The driver turned back around to face Maggie, mouth open, just as she squeezed the trigger, filling his face with noxious wet white spray.
Almost immediately the driver burst into a coughing jag, hands up to his eyes, his face covered in near foam. He screamed as Maggie aimed the jet to the far side of the cab, hitting the passenger on the side of the face before he could put his hands up. The other occupants in the van began shouting before the window started rolling back up. Maggie blasted the driver again, ear to ear. He collapsed down into the leg well, coughing violently, rubbing his eyes.
“I can’t see!”
Maggie climbed up onto the running board, her arm inside the half-open window, spraying into the back. There were seven shots per cartridge but she didn’t want to overdo it and cause permanent damage. The inside of the cab became a wet cloud. The driver and passenger yelled out in pain, as the rear of the van echoed with cries and shouts as well.
“Go, go, go!” she heard Dieter yell as he and John Rae leapt from the bushes on the other side of the van.
Dieter yanked open the passenger door, stepped aside as John Rae hauled the man from the passenger seat, threw him down on the ground. Dieter tasered him with a snap. John Rae leapt up into the cab and gassed everybody in the rear with more Mace.
Bellard and Kafka, in cuffs, tried to cover their faces but both were clearly hit and out of control.
Maggie stepped down, her own eyes burning and watering copiously. It felt as if someone was holding a cigarette lighter to her face and she had only gotten a mild dose. She battled the panicky feeling of not being able to breathe. Her throat tightened up.
The SDAT crew, including Bellard, were soon duct-taped and coughing inside their van. Maggie got Kafka outside and onto his feet, shaky as a newborn colt, unable to see. Arm around him, she led him swaying down the dark road, his face puffy and swollen where he had been beaten. Tears streamed over his bruises from the Mace.
“My eyes are on fire!” he shouted in Arabic. “I can’t breathe!”
“It will pass,” Maggie said.
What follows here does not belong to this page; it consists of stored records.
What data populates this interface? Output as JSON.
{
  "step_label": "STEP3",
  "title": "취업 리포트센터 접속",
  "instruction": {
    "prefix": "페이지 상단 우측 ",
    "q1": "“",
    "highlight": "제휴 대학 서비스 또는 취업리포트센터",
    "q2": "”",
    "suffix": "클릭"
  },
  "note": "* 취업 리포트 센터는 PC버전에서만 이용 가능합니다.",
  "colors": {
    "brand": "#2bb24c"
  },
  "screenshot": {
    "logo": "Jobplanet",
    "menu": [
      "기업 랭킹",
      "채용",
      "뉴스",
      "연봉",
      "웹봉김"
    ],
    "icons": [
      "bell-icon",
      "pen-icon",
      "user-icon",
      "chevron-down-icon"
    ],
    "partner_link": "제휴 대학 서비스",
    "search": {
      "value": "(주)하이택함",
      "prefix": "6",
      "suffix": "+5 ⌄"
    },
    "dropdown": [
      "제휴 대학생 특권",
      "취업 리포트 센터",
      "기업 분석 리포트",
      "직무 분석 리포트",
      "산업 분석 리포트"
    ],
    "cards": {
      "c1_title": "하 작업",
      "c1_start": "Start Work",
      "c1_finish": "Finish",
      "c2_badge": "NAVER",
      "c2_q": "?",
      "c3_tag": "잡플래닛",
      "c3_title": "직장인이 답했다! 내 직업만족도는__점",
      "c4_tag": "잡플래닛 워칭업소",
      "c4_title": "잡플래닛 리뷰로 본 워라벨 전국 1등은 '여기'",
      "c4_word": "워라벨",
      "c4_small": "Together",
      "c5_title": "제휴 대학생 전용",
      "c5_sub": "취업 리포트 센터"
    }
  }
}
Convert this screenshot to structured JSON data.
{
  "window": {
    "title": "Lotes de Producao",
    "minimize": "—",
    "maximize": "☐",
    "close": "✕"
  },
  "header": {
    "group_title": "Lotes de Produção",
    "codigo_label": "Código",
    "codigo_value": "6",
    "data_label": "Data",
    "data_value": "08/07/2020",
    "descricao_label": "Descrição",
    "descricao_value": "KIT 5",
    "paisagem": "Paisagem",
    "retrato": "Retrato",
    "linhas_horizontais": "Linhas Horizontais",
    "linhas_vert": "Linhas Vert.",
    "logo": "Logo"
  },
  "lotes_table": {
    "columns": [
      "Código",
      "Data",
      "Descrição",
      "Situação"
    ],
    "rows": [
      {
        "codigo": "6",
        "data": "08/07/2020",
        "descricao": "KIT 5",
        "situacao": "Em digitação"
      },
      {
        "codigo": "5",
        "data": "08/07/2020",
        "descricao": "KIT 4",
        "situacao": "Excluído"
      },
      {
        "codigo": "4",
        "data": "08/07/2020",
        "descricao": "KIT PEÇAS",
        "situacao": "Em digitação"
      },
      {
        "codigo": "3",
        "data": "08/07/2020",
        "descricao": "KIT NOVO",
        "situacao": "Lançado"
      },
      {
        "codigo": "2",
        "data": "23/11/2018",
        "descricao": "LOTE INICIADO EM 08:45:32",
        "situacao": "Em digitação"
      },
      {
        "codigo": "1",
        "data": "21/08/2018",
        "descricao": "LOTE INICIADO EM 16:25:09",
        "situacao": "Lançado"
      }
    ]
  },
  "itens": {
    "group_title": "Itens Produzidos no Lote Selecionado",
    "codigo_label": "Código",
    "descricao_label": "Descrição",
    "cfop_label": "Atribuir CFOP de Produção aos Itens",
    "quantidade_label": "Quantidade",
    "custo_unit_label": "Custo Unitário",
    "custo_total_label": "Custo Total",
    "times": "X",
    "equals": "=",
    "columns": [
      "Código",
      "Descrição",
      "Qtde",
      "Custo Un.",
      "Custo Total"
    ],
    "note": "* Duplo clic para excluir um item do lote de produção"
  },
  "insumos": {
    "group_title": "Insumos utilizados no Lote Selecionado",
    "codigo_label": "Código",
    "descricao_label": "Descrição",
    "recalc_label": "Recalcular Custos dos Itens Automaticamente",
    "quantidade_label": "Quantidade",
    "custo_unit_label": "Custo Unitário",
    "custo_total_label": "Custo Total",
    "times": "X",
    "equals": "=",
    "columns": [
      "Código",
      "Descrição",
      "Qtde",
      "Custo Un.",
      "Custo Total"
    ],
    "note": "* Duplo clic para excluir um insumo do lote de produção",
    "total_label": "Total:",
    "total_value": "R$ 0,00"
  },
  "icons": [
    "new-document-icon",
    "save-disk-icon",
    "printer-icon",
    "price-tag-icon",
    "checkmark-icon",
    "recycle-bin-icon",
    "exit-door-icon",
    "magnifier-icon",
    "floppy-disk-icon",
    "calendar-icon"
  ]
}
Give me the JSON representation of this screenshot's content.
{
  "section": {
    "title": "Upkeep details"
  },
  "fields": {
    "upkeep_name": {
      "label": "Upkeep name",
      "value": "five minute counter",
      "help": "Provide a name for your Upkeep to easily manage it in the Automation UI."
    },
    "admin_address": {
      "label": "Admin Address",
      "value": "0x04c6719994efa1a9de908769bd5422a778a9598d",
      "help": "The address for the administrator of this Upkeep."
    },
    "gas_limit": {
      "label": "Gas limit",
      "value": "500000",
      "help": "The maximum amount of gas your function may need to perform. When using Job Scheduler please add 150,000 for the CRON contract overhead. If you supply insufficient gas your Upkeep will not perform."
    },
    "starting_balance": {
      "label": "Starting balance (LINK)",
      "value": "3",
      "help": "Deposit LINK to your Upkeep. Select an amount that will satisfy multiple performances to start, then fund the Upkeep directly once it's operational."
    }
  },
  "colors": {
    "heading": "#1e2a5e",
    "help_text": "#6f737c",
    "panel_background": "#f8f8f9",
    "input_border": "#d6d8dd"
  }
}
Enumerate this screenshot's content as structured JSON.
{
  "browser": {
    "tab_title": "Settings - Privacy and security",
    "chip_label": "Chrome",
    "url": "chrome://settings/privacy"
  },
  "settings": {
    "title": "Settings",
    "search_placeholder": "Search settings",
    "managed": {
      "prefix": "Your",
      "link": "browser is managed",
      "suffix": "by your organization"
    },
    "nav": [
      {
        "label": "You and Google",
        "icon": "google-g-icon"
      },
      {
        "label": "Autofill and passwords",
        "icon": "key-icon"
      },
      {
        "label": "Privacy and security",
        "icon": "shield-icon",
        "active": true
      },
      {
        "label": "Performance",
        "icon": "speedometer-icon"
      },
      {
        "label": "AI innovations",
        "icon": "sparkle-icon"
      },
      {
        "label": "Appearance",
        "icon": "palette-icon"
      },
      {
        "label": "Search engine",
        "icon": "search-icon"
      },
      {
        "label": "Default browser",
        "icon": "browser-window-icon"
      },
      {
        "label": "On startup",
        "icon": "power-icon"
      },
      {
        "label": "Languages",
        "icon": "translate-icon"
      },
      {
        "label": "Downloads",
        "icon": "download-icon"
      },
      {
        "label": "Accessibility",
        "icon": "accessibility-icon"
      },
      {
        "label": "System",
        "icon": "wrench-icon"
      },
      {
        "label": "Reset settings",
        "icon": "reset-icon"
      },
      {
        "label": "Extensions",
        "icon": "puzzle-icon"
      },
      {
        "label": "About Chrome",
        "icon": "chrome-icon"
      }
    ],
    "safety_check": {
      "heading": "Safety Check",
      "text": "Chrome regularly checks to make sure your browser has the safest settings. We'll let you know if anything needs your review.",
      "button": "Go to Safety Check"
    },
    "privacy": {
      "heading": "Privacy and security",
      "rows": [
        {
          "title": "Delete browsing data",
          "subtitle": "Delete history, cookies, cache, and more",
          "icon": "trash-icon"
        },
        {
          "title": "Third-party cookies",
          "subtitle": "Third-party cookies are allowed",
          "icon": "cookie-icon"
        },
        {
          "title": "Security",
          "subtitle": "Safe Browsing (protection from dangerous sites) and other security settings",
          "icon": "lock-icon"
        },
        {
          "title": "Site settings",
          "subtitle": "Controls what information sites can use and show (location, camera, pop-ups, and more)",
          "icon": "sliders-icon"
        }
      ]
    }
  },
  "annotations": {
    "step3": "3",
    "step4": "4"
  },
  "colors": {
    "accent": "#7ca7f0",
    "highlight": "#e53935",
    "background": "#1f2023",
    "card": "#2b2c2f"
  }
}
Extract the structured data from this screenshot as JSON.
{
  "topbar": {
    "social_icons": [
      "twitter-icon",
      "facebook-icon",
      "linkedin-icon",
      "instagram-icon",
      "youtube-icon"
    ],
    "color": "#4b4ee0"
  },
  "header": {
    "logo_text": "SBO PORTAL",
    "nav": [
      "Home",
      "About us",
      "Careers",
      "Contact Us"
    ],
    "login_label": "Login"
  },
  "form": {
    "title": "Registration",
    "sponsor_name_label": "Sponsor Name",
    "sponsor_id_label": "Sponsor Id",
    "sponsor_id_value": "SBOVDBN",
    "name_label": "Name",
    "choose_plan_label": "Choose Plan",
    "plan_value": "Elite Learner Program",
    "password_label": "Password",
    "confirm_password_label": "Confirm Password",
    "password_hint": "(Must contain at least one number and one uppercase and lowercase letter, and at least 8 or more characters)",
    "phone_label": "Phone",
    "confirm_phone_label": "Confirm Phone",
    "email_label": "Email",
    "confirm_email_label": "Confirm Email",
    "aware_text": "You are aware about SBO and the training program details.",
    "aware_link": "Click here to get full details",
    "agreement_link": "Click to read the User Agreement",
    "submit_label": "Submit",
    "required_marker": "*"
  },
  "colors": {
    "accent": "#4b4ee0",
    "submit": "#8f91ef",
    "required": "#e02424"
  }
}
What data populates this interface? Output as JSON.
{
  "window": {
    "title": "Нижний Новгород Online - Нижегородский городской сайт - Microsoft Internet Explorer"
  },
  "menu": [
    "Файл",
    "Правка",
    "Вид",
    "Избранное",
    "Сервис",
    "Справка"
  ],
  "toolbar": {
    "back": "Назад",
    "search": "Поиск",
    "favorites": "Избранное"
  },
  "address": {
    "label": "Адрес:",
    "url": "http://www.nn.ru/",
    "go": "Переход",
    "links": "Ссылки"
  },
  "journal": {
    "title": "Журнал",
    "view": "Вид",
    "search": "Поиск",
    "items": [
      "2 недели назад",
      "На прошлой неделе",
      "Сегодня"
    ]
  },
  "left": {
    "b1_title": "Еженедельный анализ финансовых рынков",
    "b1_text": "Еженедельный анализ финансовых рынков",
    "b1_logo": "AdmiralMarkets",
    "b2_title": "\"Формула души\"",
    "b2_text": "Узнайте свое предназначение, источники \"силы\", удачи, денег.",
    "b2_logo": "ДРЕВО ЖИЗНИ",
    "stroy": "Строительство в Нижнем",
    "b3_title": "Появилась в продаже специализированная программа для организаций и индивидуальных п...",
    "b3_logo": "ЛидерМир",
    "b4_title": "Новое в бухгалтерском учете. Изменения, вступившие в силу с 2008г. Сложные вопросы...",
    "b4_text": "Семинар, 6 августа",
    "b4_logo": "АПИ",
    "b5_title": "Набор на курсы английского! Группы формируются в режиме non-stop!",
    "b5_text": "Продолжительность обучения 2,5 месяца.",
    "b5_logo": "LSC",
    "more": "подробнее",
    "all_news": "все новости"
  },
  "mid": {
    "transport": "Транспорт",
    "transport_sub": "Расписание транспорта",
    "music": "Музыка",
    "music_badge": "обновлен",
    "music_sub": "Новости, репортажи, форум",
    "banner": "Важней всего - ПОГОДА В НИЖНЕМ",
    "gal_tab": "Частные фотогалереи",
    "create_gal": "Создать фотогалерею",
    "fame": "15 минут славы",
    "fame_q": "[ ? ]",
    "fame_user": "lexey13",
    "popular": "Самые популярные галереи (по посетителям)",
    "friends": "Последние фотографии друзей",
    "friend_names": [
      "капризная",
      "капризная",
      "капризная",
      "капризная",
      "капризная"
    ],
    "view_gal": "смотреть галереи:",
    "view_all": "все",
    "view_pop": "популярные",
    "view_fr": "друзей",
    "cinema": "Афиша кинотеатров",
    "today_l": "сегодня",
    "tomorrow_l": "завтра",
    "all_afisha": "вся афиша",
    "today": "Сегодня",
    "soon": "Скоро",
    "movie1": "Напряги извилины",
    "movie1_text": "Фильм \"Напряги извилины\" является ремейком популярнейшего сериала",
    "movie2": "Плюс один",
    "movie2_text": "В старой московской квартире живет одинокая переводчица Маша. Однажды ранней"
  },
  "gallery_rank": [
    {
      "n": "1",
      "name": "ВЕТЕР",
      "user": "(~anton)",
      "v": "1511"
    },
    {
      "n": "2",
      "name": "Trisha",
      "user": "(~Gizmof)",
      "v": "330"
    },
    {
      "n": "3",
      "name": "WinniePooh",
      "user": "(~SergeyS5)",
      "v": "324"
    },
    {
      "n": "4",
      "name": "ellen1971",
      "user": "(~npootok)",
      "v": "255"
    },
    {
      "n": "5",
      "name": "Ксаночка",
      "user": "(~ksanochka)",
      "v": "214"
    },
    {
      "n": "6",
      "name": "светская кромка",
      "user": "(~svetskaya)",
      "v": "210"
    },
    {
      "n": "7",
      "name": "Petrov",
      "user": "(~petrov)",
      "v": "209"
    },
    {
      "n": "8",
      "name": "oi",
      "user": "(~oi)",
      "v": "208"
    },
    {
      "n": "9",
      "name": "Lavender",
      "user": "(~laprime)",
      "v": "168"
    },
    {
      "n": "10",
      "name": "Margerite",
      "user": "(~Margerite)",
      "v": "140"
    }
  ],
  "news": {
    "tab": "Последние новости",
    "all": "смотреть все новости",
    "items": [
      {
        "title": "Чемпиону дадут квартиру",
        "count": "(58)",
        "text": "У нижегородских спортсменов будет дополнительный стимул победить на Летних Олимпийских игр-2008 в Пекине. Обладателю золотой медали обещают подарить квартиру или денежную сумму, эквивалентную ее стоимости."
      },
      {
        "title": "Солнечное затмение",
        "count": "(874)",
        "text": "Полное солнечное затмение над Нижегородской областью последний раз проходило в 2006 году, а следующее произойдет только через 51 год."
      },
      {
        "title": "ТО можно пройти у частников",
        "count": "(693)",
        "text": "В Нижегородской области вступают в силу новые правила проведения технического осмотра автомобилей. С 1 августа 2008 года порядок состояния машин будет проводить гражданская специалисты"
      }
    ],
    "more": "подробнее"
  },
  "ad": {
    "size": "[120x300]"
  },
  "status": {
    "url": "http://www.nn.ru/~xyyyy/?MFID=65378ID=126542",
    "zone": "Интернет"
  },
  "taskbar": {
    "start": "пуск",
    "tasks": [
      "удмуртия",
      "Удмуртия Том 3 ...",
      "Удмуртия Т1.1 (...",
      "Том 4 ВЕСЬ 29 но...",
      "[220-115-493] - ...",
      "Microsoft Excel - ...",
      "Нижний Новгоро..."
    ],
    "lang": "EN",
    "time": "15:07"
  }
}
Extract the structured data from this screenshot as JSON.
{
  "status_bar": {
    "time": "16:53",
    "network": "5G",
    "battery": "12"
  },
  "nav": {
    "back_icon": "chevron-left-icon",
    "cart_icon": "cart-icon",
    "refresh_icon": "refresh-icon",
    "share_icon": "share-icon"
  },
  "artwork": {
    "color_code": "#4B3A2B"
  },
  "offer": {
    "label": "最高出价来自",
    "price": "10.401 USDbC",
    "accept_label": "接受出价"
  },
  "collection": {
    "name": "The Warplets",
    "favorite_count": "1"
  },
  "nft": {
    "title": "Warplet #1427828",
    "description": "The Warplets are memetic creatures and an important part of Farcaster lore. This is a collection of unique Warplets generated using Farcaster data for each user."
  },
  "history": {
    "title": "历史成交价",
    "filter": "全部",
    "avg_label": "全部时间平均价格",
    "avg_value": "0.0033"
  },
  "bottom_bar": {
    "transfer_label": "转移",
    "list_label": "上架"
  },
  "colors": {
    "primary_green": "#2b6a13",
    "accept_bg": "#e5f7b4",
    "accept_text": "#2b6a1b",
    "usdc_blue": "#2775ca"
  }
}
She didn’t tell him it would take thirty minutes to two hours. “It’s Maggie de la Cruz. We’re getting you out of here.”
“Shukran,” he muttered between coughs. He kept rubbing his eyes with his cuffed hands and gasping for air.
“We’ll cut you loose when we get to our van.” She helped Kafka down the dark road. Behind her she heard John Rae and Dieter hurling the policemen’s pistols and cell phones into the empty dark field.
“You call that a throw?” Dieter said to John Rae. “My granddaughter could make a better job of it.”
John Rae laughed. “Don’t forget to lock our buddies inside the van.”
“Always got your thinking cap on,” Dieter said, and she heard him return to the van where he pulled keys from the ignition. He and John Rae shut the doors and locked the van. Then the keys tinkled off into the darkness as well, landing in the field.
The last thing Maggie heard was the hiss of a tire as someone worked on it with a knife.
“Merci beaucoup, everyone.” John Rae banged on the van. “Sayonara, gentlemen!”
John Rae and Dieter laughed as they broke into a run and came hustling down the road after Maggie and Kafka.
“Feeling any better?” Maggie asked Kafka, her arm still around him as they stumbled along.
“I think so.” But his mouth quivered. Maggie stood back while he bent over and vomited onto the ground in splashes. He reared back up, wheezing, his mouth glistening. He wasn’t able to get his words out but he made bleary eye contact with her for a moment. Good enough.
Behind her, she heard Dieter on his Rino to Bad Allah. ‘Pull up to the entrance by the side of the road, get the door open, and prepare for some of your classic high-speed driving. We are bringing a guest.”